For weeks
now he had been harassing her.
Their first interview had gone badly. He had
suggested that he might change the nature of her contract and had offered her
someone else’s job.
She had
stated that it wasn’t in her nature to rise at the cost of someone else’s fall.
The teacher he was proposing to drop from the programme was more skilled than
she was, had been there longer etc etc.
She’d taken
the moral high ground. That had been a mistake. She had cast him as a petty
tyrant wielding his sword and herself as some truth crusader. It wasn’t a good
fit. She didn’t even like the teacher in question and the feeling was mutual, but
she disliked the new principal even less.
Then there’d
been the discrimination problem. Sarah, a member of the traveller community,
never brought a book to the English class. Kate had allowed her to share with
another pupil for days, but enough was enough.
“Didn’t you
get a copy of Silas Marner, Sarah?”
“No, I
don’t think so.”
“If you go
to the office the secretary will check up on it.”
“Like now?”
“Now would
be good.”
The
teenager struggled to her feet, made a great din about manoeuvring out of her
seat, knocked over a book or two and slammed the door on her exit. She didn’t
return to class that period.
Kate checked
with the secretary. Sarah hadn’t gone near the office.
A week
later she sailed into the classroom, still bookless. Kate reckoned that a
confrontation would be entertainment for the rest of them and serve only to
prolong this agonising trawl through nineteenth century literature. Kate refrained
from asking the question. But Sarah wanted to make a point.
“Miss, I
don’t have a book. The secretary wasn’t there the other day.
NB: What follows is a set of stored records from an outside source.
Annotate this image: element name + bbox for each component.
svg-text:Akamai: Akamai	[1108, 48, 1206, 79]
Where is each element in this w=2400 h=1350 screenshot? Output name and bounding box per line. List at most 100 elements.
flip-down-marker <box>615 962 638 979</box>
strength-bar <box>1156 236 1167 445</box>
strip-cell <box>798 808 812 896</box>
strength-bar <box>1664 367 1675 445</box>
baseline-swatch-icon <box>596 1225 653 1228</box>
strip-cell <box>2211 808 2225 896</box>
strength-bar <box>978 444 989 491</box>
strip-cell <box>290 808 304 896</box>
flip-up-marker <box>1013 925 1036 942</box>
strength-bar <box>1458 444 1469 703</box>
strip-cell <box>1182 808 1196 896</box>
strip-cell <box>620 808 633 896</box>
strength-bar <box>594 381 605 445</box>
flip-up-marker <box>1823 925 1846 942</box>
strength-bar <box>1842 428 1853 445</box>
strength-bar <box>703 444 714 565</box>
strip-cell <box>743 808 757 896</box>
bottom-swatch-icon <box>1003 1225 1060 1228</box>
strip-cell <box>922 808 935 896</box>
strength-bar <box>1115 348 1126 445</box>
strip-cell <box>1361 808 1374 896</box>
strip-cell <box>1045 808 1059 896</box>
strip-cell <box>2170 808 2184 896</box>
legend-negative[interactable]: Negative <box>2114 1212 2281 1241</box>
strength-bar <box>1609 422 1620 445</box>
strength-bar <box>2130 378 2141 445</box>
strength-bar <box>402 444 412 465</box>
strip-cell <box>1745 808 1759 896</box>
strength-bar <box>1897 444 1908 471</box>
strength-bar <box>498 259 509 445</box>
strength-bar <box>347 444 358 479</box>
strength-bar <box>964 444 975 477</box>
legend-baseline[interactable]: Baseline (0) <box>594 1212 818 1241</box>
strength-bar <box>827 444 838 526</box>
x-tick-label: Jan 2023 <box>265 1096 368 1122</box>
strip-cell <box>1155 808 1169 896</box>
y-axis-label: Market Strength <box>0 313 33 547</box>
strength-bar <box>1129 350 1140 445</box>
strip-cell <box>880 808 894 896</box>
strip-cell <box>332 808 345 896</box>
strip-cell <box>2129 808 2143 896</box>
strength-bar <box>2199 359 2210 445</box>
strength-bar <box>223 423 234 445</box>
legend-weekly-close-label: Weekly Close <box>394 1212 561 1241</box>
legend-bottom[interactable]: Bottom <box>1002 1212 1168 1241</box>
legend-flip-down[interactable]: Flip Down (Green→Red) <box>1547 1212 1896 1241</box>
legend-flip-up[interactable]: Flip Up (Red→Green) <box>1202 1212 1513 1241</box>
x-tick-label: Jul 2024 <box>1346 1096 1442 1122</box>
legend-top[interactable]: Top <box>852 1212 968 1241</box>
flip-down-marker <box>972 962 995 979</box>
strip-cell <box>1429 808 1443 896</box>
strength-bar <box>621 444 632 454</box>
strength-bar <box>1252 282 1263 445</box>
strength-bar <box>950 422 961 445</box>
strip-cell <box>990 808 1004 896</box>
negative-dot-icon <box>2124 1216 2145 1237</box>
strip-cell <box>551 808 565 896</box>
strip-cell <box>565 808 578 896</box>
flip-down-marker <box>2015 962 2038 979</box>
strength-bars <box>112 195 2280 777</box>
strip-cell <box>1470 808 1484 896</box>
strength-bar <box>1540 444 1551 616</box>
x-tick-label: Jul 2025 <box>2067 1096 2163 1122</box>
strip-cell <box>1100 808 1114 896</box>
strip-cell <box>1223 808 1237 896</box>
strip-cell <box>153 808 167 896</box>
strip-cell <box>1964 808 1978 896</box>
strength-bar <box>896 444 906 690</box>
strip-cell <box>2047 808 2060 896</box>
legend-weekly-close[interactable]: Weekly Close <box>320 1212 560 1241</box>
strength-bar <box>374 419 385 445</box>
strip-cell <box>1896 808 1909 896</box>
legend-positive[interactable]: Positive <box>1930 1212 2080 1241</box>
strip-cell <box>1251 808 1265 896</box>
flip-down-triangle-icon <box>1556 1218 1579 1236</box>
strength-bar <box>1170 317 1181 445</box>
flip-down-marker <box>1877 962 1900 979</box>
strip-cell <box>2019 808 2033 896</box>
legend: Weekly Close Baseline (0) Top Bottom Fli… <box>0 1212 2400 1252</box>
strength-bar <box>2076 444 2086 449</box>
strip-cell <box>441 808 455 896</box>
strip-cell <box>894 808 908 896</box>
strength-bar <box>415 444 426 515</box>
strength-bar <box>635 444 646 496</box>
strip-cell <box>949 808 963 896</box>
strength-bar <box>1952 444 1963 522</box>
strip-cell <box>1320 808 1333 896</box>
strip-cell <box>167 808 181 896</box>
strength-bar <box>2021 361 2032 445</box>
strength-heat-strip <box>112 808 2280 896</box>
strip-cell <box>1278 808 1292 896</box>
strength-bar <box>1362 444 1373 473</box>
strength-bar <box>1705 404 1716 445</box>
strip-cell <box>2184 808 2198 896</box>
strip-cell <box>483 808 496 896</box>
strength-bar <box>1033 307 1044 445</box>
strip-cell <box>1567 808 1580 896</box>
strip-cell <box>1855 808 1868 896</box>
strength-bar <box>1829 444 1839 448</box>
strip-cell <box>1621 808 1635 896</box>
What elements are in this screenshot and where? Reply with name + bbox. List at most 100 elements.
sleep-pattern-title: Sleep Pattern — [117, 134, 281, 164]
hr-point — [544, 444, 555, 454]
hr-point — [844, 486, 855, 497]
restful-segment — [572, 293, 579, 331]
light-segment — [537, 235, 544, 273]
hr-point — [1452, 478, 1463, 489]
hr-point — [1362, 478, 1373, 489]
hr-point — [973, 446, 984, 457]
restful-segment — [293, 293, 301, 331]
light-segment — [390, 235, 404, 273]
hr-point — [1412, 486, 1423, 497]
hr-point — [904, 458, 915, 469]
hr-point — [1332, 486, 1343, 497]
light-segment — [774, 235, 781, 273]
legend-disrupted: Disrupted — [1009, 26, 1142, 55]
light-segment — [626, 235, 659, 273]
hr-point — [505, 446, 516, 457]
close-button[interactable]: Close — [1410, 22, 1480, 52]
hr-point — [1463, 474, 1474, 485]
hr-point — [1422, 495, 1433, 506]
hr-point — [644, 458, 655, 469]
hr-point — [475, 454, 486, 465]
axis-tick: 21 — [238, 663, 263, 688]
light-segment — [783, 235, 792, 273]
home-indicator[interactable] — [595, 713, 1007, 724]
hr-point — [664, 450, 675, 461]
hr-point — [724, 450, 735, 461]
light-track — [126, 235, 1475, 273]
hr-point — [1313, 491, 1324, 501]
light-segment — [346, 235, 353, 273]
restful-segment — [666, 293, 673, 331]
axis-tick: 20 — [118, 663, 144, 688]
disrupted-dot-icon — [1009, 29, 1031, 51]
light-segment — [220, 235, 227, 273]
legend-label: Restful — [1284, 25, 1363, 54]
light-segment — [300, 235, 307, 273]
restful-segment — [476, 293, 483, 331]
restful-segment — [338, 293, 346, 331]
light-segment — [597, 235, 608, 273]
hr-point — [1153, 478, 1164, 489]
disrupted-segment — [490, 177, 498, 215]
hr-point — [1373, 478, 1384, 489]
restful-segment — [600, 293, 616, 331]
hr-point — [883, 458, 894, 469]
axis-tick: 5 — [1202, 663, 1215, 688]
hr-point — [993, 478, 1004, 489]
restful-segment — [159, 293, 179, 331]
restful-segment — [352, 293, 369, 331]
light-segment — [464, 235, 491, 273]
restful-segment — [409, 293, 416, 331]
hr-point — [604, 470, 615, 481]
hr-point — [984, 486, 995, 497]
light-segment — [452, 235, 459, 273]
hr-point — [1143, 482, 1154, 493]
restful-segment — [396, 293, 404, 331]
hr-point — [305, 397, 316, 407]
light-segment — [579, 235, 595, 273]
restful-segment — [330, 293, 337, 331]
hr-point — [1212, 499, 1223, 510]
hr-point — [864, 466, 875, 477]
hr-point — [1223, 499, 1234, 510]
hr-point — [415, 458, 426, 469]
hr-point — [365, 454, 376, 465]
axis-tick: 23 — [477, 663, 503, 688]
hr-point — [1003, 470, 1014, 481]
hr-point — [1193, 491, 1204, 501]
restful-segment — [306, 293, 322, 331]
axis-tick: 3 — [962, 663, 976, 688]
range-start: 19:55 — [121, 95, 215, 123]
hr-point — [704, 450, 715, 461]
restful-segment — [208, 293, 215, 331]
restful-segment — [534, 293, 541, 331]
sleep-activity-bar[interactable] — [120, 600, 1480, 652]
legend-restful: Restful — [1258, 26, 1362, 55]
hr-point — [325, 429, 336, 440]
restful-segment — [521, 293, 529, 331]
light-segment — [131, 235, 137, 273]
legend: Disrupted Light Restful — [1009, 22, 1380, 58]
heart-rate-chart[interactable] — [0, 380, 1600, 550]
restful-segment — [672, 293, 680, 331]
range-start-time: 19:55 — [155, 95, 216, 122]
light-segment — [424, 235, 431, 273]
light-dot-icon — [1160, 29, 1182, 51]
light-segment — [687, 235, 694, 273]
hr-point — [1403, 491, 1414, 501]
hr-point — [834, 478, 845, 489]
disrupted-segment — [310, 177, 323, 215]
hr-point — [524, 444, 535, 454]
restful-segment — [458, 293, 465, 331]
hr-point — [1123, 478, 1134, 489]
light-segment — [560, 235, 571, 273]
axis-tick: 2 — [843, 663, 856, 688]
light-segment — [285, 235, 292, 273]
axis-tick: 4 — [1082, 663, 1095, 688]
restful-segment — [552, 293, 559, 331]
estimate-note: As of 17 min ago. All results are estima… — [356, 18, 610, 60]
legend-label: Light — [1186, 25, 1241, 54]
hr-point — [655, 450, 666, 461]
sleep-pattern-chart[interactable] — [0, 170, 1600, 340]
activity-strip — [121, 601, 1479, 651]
I waited for
ages.”
“That’s not
what I was told, Sarah.”
But Kate had
an alternative strategy in place. She pulled out a copy of Silas and gave it to
her.
“Now you
have it. Page thirty three….”
“You think
of everything, Miss.”
Sarah didn’t
take part in much of the discussion. She was chewing gum. It’s forbidden, of course,
but frankly Kate would rather they chewed gum than disrupt the class.
“They’ll all
be chewing it tomorrow!” warned a colleague.
Quiet
class! Could do with that. “Let them chew gum,” Kate declared. “Vive le gum!”
But next
day Sarah arrived minus Silas.
“Forgot
it,” she muttered by way of excuse.
“Well, that’s
a pity because you can’t share with Emily.”
The sharing
exercise usually resulted in low key chatter, a background hum Kate could be
doing without.
“Not fair!”
Sarah announced.
That day the
principal hauled Kate into his office and accused her of discrimination against
a traveller. She laughed in his face.
“What I
said I would have said to any student.”
“You needed
to be more sensitive in this case.”
“I need to
treat her exactly the way I treat the others."
“What’s the
problem with sharing books?”
“Maybe you
should go back to teaching and try it out.”
“And you
didn’t check up on her when she didn’t return to class.”
“What? and
leave the rest of them sitting there twiddling their thumbs or worse! She’s over sixteen. Not an infant.”
“She
doesn’t like you. Now there’s another problem.”
“Do you
honestly think I care if every student I teach likes me or not? She’s not the
first and won’t be the last. I’m not listening to any more of your drivel
without a union rep present.”
She
probably shouldn’t have called it drivel and referred to it specifically as
his. She was on her feet and heading for the door. He was apoplectic, face
beetroot, looking like he was mid seizure. When she was half way down the
stairs he was still yelling after her, to the great amusement of a group of
students on morning-break.
That’s when
it started. The door knocking, the interruptions. She had hardly begun any
lesson than he was at the door calling the roll, checking up on a student,
asking about fire alarms, school surveys, parent teacher meetings, exam reports.
He had an endless repertoire of spurious excuses for being there.
Sometimes
he repeated this exercise a couple of times during the period. And on it went.
“I could go
to the Union. It could end up in High Court. It could rumble on for years and
swallow up my life. Lawyers could get fat on it; I could get thin,. They could bring in legislation declaring that: Students must be allowed to share books in school! Why not a referendum? It could cost the Irish tax payer a small ransom! ” she
declared.
In the end, like Paul on the road to Damascus , she had an
epiphany. She made a large poster that declared:
Recording in Progress.
Do not enter.
They did
actually do some recording and since several programmes required it and since he hadn’t
a clue about any of the programmes, it worked.
I love this! The joys of teaching!! And teenagers!